Título: Autodeclaração pode explicar aumento
Autor: Renata Cafardo
Fonte: O Estado de São Paulo, 14/12/2005, Vida&, p. A20

A constatação de que o Brasil tem mais índios que se imaginava surpreendeu antropólogos, demógrafos e outros pesquisadores que participaram do estudo do IBGE. Não há explicações claras para tamanho crescimento, mas hipóteses, conforme explicam nesta entrevista Elizabeth Brêa, antropóloga e assessora da presidência da Funai, e Nilza Oliveira Pereira, responsável pelo projeto que incluiu o índio nas estatísticas sociodemográficas oficiais brasileiras. Como explicar um aumento tão grande da população indígena?

Elizabeth Brêa - Na verdade, a população indígena vem apresentando crescimento superior à média nacional desde a década de 70, invertendo a curva que prevaleceu ao longo dos anos 50 e 60, quando se chegou a falar em uma futura extinção da população indígena. Mas é claro que isso não explica a taxa de 10,8% ao ano. O mais provável é que um grande número de pessoas, por razões que ainda precisarão ser analisadas e que antes se diziam de outra cor ou raça passaram a se autodeclarar índias.

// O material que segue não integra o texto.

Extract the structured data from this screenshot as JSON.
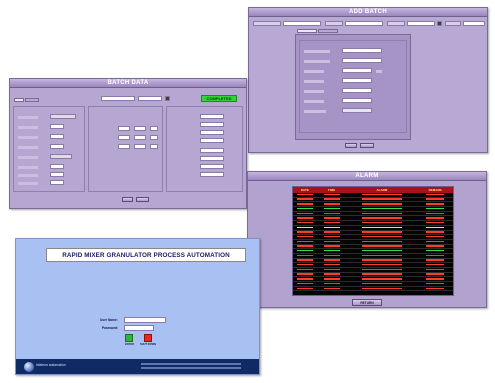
{
  "add_batch": {
    "title": "ADD BATCH",
    "top_fields": [
      "",
      "",
      "",
      "",
      ""
    ],
    "tabs": [
      "",
      ""
    ],
    "group_title": "",
    "rows": [
      {
        "label": "",
        "value": ""
      },
      {
        "label": "",
        "value": ""
      },
      {
        "label": "",
        "value": ""
      },
      {
        "label": "",
        "value": ""
      },
      {
        "label": "",
        "value": ""
      },
      {
        "label": "",
        "value": ""
      },
      {
        "label": "",
        "value": ""
      }
    ],
    "buttons": [
      "",
      ""
    ]
  },
  "batch_data": {
    "title": "BATCH DATA",
    "status": "COMPLETED",
    "buttons": [
      "",
      ""
    ]
  },
  "alarm": {
    "title": "ALARM",
    "columns": [
      "DATE",
      "TIME",
      "ALARM",
      "REMARK"
    ],
    "return_label": "RETURN",
    "colors": {
      "header_bg": "#a8121d",
      "header_text": "#ffe37a",
      "row_red": "#ff3b2a",
      "row_green": "#2fe04a",
      "row_yellow": "#ffe23a"
    },
    "row_colors": [
      "red",
      "red",
      "red",
      "green",
      "red",
      "red",
      "red",
      "yellow",
      "red",
      "red",
      "red",
      "red",
      "green",
      "red",
      "red",
      "red",
      "red",
      "red",
      "red",
      "red",
      "red"
    ]
  },
  "login": {
    "banner": "RAPID MIXER GRANULATOR  PROCESS AUTOMATION",
    "user_label": "User Name:",
    "password_label": "Password:",
    "enter_label": "ENTER",
    "shutdown_label": "SHUT DOWN",
    "company": "inteleon automation",
    "footer_text": ""
  }
}
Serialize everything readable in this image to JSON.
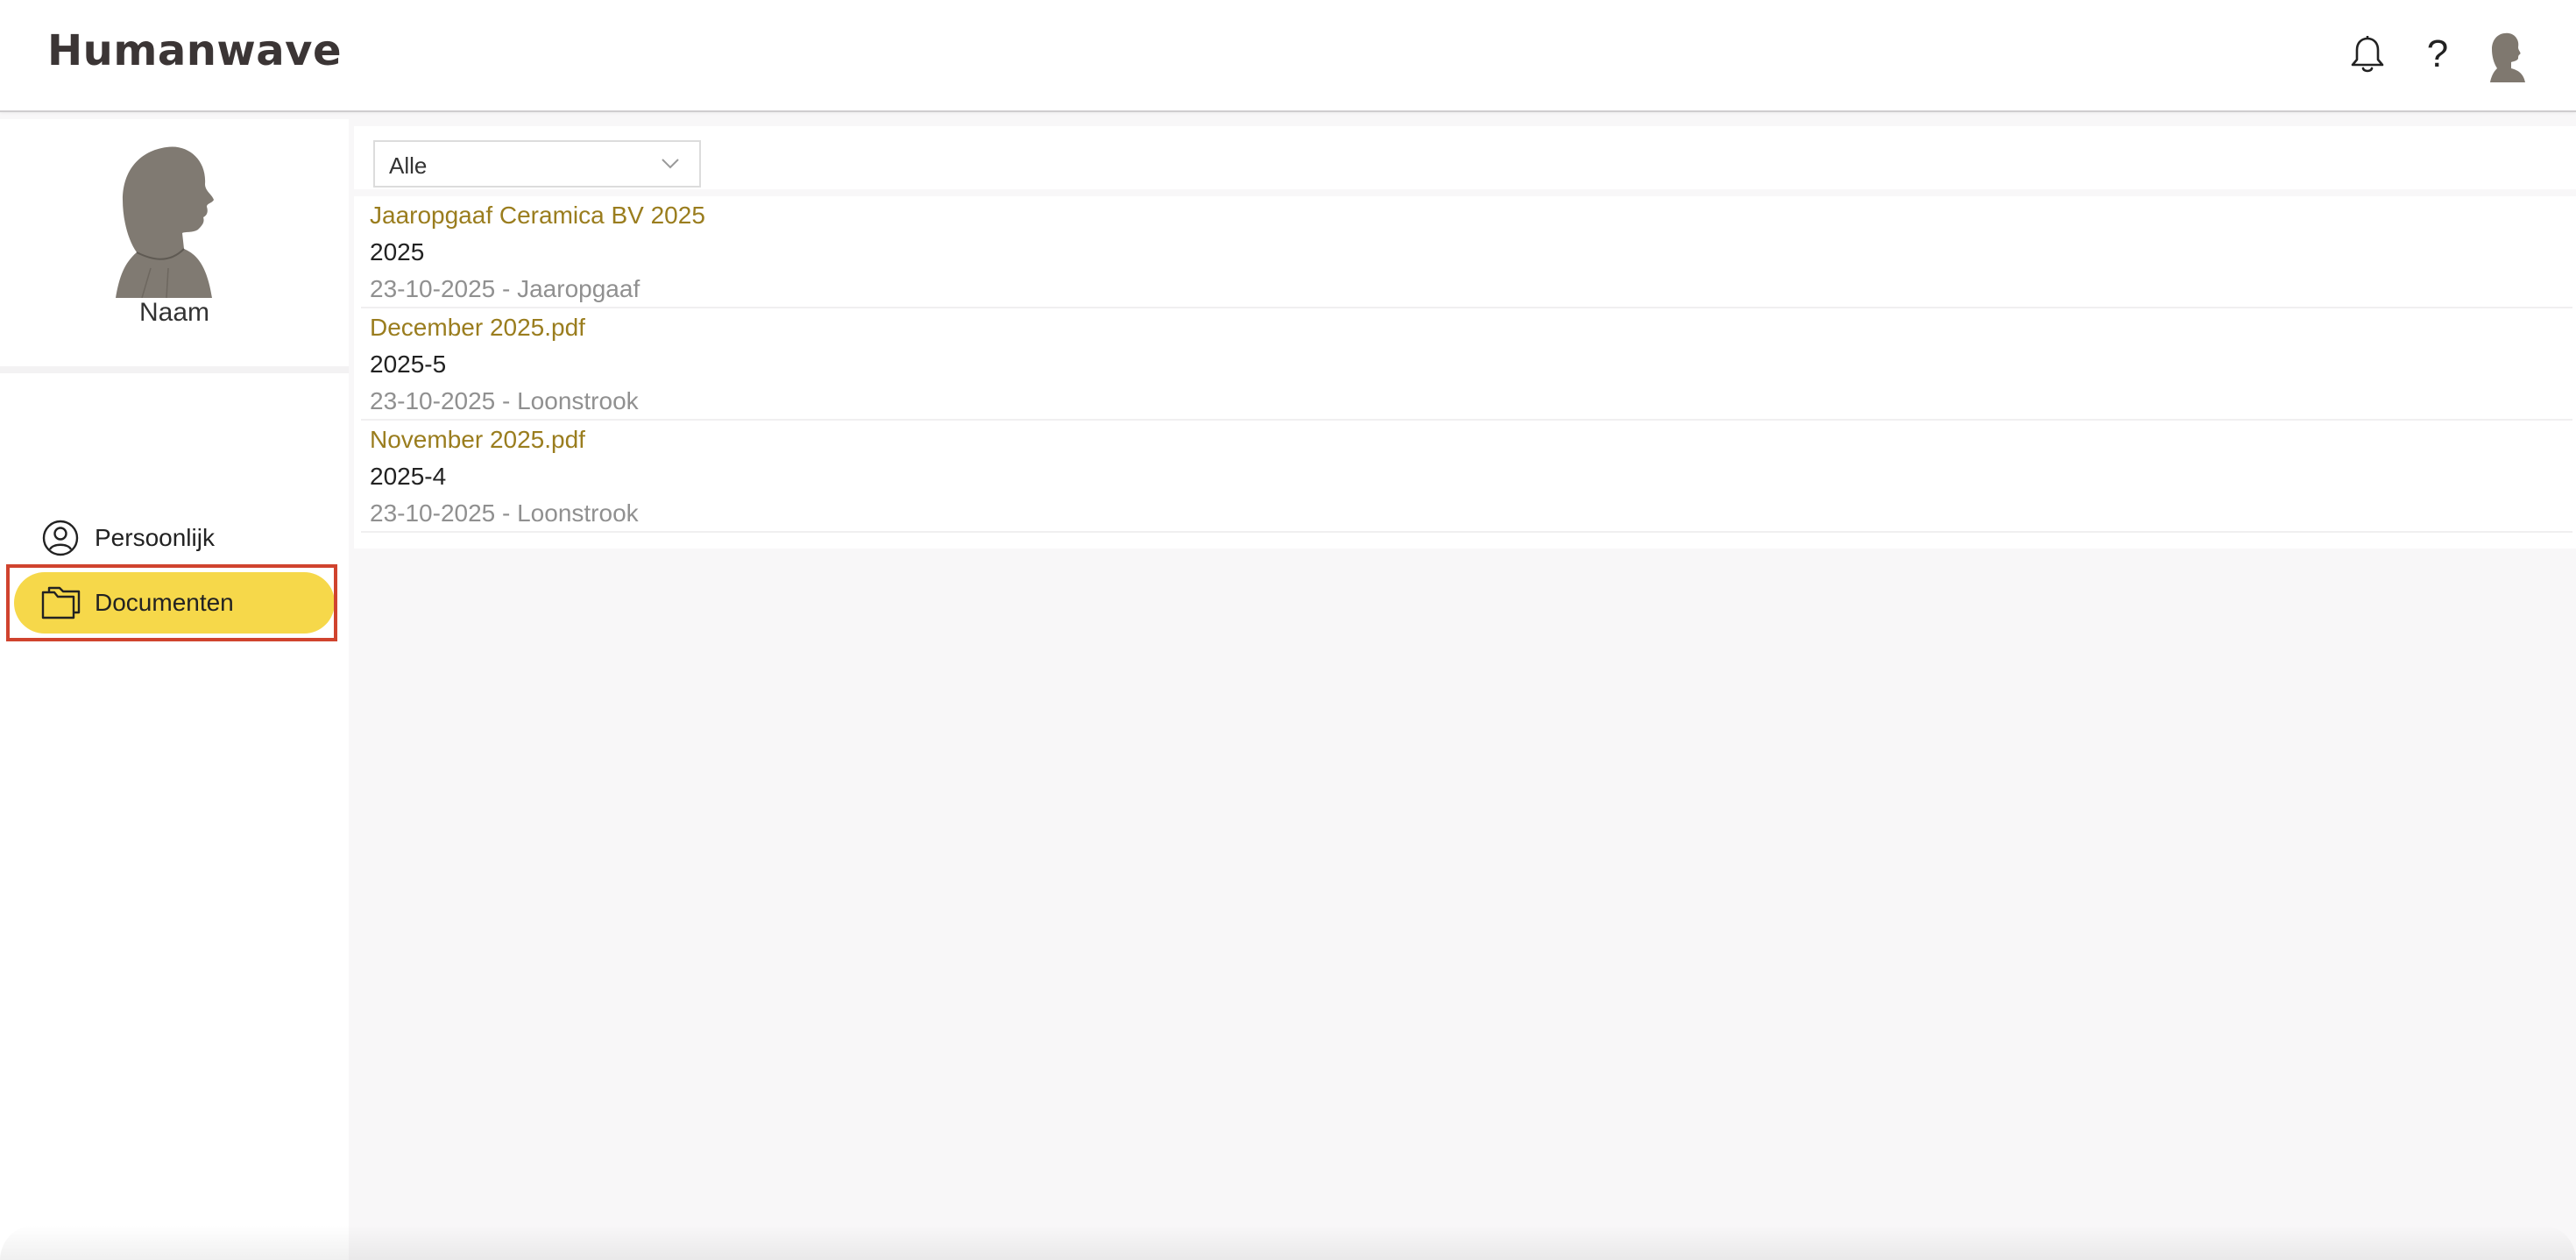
{
  "app": {
    "logo": "Humanwave"
  },
  "header": {
    "icons": [
      "bell-icon",
      "help-icon",
      "user-avatar-icon"
    ],
    "help_glyph": "?"
  },
  "profile": {
    "name": "Naam"
  },
  "sidebar": {
    "items": [
      {
        "label": "Persoonlijk",
        "icon": "user-circle-icon",
        "active": false
      },
      {
        "label": "Documenten",
        "icon": "folder-icon",
        "active": true
      }
    ]
  },
  "filter": {
    "selected": "Alle"
  },
  "documents": [
    {
      "title": "Jaaropgaaf Ceramica BV 2025",
      "subtitle": "2025",
      "meta": "23-10-2025 - Jaaropgaaf"
    },
    {
      "title": "December 2025.pdf",
      "subtitle": "2025-5",
      "meta": "23-10-2025 - Loonstrook"
    },
    {
      "title": "November 2025.pdf",
      "subtitle": "2025-4",
      "meta": "23-10-2025 - Loonstrook"
    }
  ],
  "colors": {
    "accent": "#f6d84a",
    "link": "#9a7d1e",
    "highlight": "#d0432e",
    "background": "#f8f7f8"
  }
}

Nilza Oliveira Pereira - Esta é a hipótese que achamos mais provável. Se analisarmos o Censo de 2000, o tempo médio de residência nas áreas onde foram encontradas é superior a 10 anos. Quer dizer: elas, ou uma grande parte delas, já estavam lá em 1991, mas por razões que desconhecemos não se autodeclararam índios naquela ocasião. É o que a Elizabeth chama de sair da invisibilidade. De qualquer forma, podemos descartar totalmente que esse crescimento seja um simples efeito demográfico.

A autodeclaração é um método confiável para medir a população indígena?

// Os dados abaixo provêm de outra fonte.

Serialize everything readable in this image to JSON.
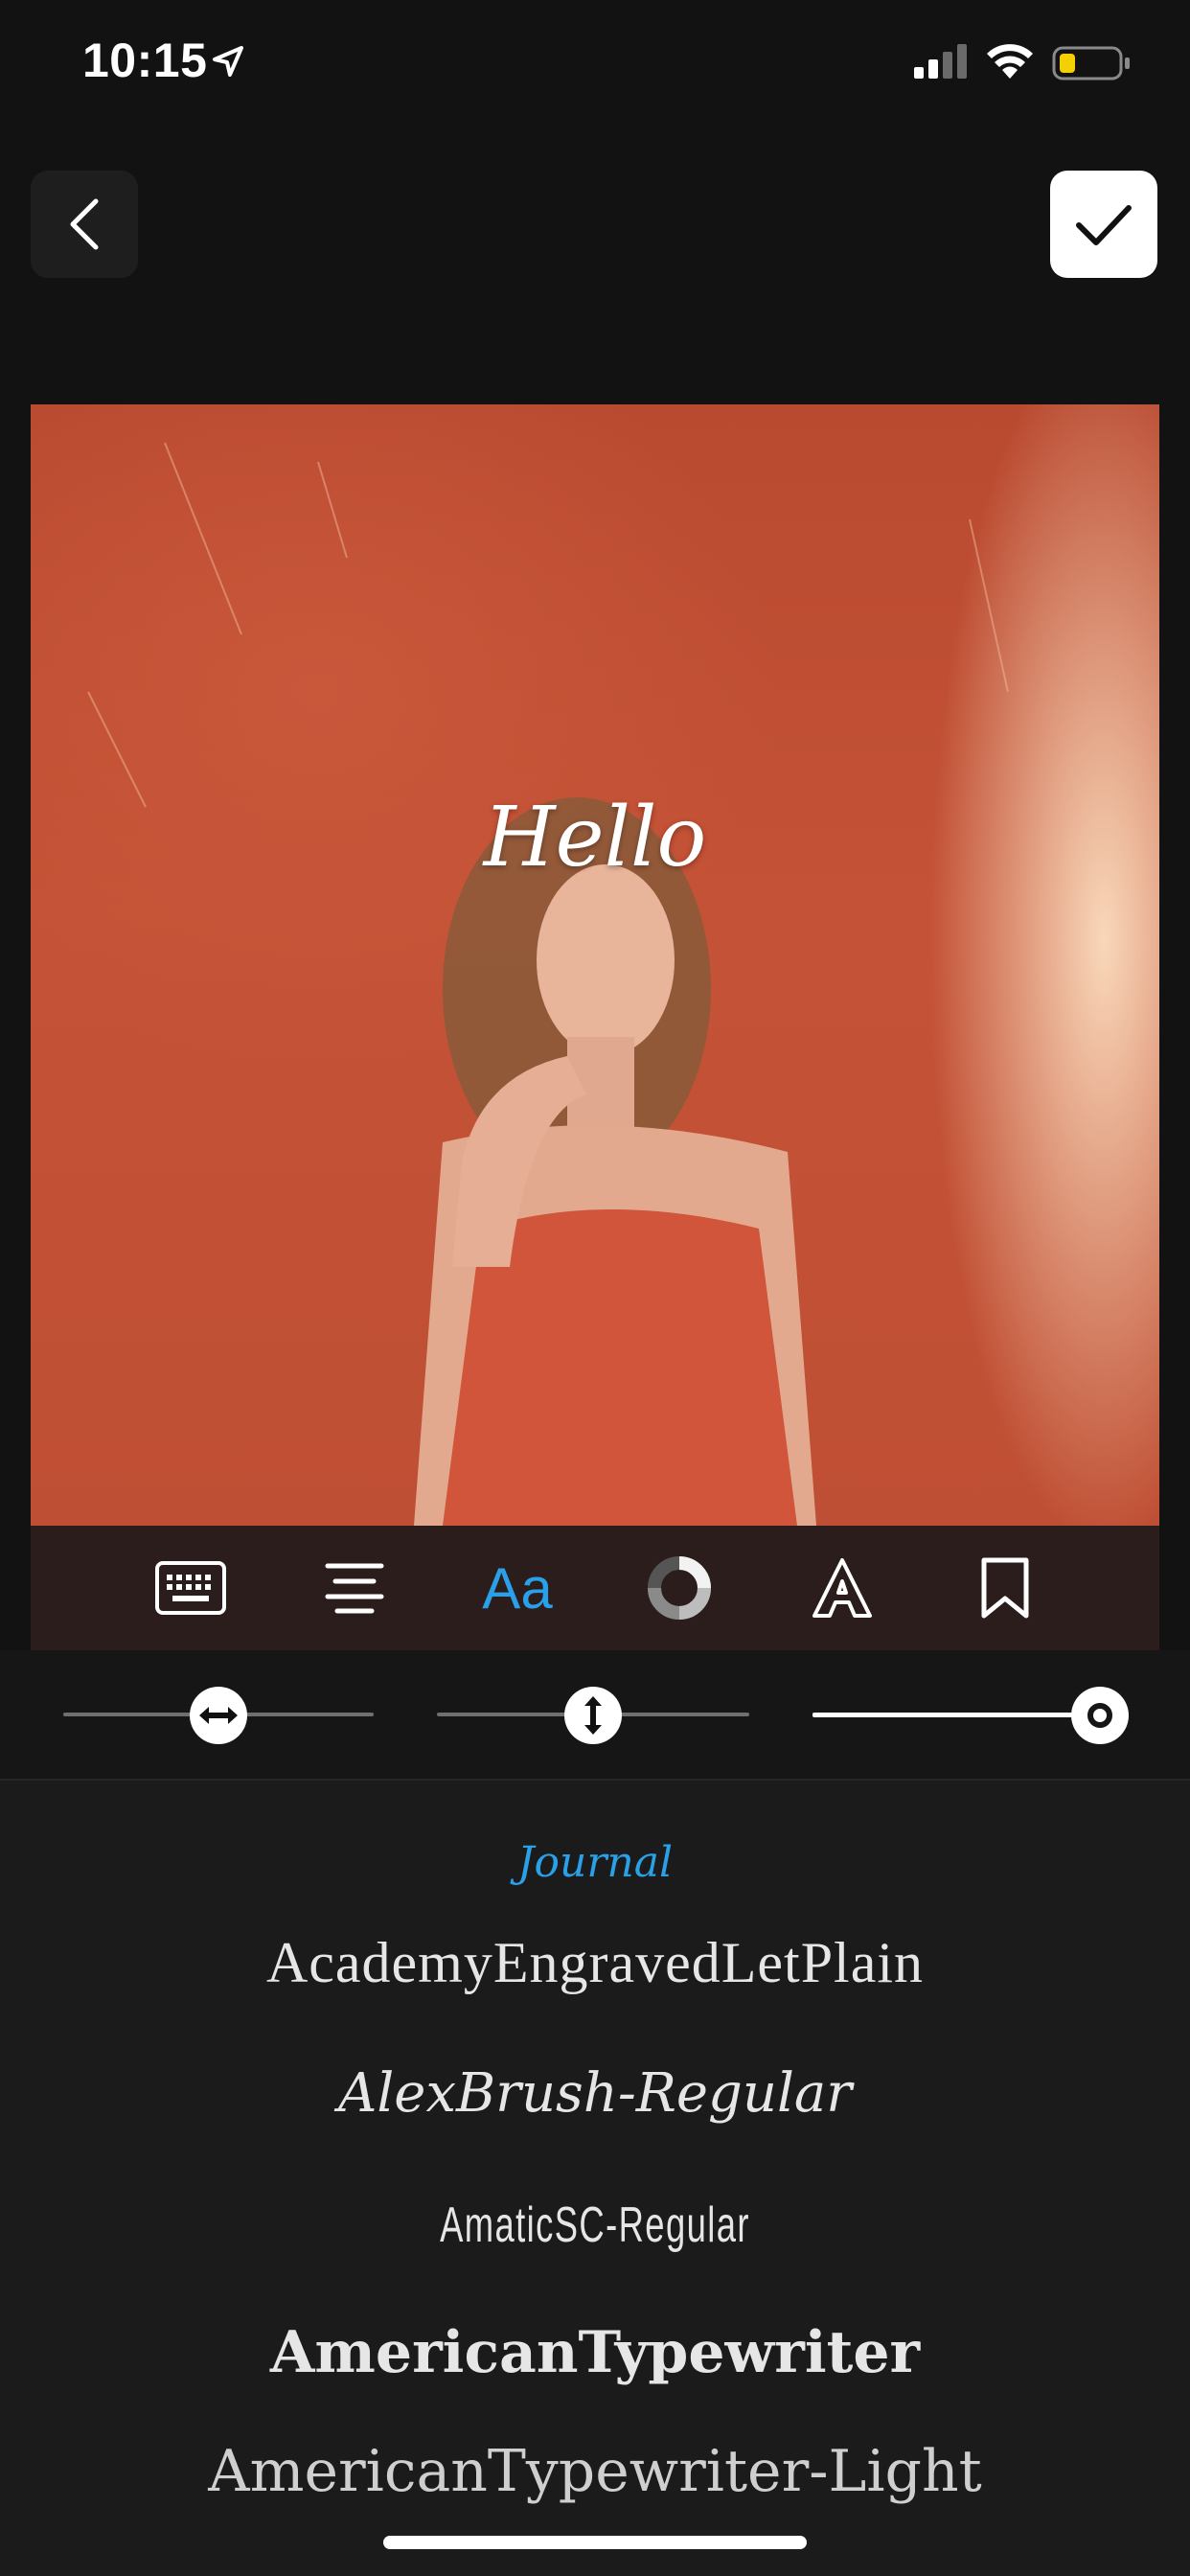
{
  "status_bar": {
    "time": "10:15",
    "battery_color": "#f5d000"
  },
  "canvas": {
    "overlay_text": "Hello"
  },
  "toolbar": {
    "tools": [
      "keyboard-icon",
      "align-center-icon",
      "font-icon",
      "color-ring-icon",
      "outline-letter-icon",
      "bookmark-icon"
    ],
    "font_tool_label": "Aa",
    "active_tool": "font",
    "accent_color": "#2aa0e8"
  },
  "sliders": {
    "letter_spacing": 0.5,
    "line_height": 0.5,
    "opacity": 1.0
  },
  "font_list": {
    "selected": "Journal",
    "items": [
      "Journal",
      "AcademyEngravedLetPlain",
      "AlexBrush-Regular",
      "AmaticSC-Regular",
      "AmericanTypewriter",
      "AmericanTypewriter-Light"
    ]
  }
}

Nilza - No caso dos índios, esse critério terá de ser aperfeiçoado. É preciso cruzar a autodeclaração com outros fatores étnicos ou lingüísticos, entre outros. Seguramente isso será feito já no Censo de 2010.

Elizabeth - Acho que antes disso. A Funai tem plano de realizar em 2006, com o IBGE, um censo só sobre a população indígena para aprofundar esses dados. Concordamos que é preciso aprimorar o critério de reconhecimento dos indígenas, que não seja apenas a autodeclaração.

Pelos dados do estudo podemos dizer que a situação do índio brasileiro de fato melhorou na década passada?

Elizabeth - Há um grande esforço neste sentido. A sociedade está mais apta a ouvir os índios e isso contribui, não sei se em termos de condições, mas numa perspectiva melhor de vida para o índio no Brasil. Em abril, realizaremos a 1.ª Conferência dos Povos Indígenas e aí sim teremos dados mais precisos para medir os avanços concretos sobre condições de vida.

Nilza - Mesmo que não seja possível afirmar que houve uma melhora na qualidade vida, acho que o simples fato de termos incluído definitivamente a população indígena nas estatísticas sociodemográficas oficiais já justificaria o desafio a que nos propusemos.

Com explicar que São Paulo e Minas, juntos, tenham mais índios que o Amazonas?

Nilza - Nem sempre essas pessoas que se autodeclaram indígenas têm alguma relação direta com os povos indígenas. Muitas, principalmente no Norte e Nordeste brasileiro, têm na família um caso de avô ou avó que era índio. Ao migrarem para o Sudeste, não necessariamente agora, levaram essa descendência em conta na hora de autodeclararem índias.

A Funai considera essas pessoas índios?

Elizabeth - A Funai tem como atribuição constitucional assistir e promover políticas públicas para índios residentes em terras indígenas. Não significa ignorar os que não estão nessas áreas, mas a prioridade são aqueles nas 604 terras indígenas reconhecidas pelo governo. R.P.